George Blake regressou ao Reino Unido já como agente da URSS. Depois de ocupar o cargo de vice-chefe do departamento de operações técnicas do MI-6, ele foi enviado a Berlim, onde começou a passar a Moscou as informações sobre o que os britânicos e norte-americanos sabiam sobre os agentes secretos soviéticos e suas identidades. Naquela época, Blake conseguiu revelar os nomes de cerca de 400 oficiais e agentes do MI-6.

No início dos anos 1950, os serviços secretos dos Estados Unidos e da Grã-Bretanha realizaram a operação "Ouro", que envolvia a construção de um túnel subterrâneo sob Berlim Ocidental para interceptar todas as comunicações da sede das Forças Soviéticas na Alemanha.

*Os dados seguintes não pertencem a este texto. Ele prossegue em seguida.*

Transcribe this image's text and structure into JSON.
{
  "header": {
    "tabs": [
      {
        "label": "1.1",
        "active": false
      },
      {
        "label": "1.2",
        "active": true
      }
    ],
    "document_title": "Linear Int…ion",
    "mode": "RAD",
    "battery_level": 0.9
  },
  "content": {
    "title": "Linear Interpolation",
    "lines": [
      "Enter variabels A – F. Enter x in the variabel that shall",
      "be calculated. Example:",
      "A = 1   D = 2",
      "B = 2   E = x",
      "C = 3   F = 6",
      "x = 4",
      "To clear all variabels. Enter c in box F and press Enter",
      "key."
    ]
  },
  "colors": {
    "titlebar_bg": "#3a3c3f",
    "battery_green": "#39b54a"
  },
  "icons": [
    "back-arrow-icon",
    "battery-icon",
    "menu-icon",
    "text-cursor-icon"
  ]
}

Graças a Blake, os soviéticos souberam da operação antes da construção. No entanto, para não perder o valioso agente, a operação foi autorizada a prosseguir. Por quase um ano, a CIA e o MI-6 receberam desinformações cuidadosamente planejadas, até abril de 1956, quando o túnel foi "acidentalmente" descoberto por soldados soviéticos.

O disfarce de Blake foi descoberto por um agente da inteligência polonesa, Mikhail Golenevski. Em 1961, Blake foi preso e condenado a 42 anos de prisão.

Vida nova

Cinco anos mais tarde, George Blake conseguiu escapar da prisão londrina Wormwood Scrubs e voltar à Alemanha Oriental, de onde foi transferido para a União Soviética. Ele deixou em Londres os três filhos e a esposa, que se divorciou dele.

“Sempre fiquei impressionada com a possibilidade de Blake de se adaptar", disse sua sobrinha, Silvie Breban. “Ao contrário de outros agentes britânicos, George nunca experimentou dificuldades na Rússia. Logo após chegar a Moscou, ele foi a um bar, onde bebeu vodca e comeu um sanduíche de caviar por um preço muito baixo. Então, ele disse: ‘um país onde todos podem comprar caviar é o berço do comunismo’.”

Na URSS Blake recebeu um novo nome, Gueôrgui Ivánovitch Bekhter, tornou-se coronel da KGB e treinou agentes soviéticos. Bekhter recebeu vários prêmios estatais da URSS, incluindo a Ordem de Lênin e a Ordem da Bandeira Vermelha.

Muitos anos depois, o lendário espião se encontrou com os filhos. Eles não aprovaram suas ações, mas entenderam os motivos de seu pai. Segundo Blake, eles conseguiram estabelecer relações muito boas.

Após a Guerra Fria e a queda da União Soviética, George Blake continuou a ser um comunista devoto até o fim da sua vida. “Faltou a vitória do comunismo. O que foi construído na URSS e na China está longe dos ideais que defendi. A URSS assumiu a responsabilidade por esse grande experimento, mas não terminou bem. [...] As décadas passarão e o mundo perceberá que não pode haver outro modelo de sociedade além do comunismo, e todas as guerras cessarão", disse.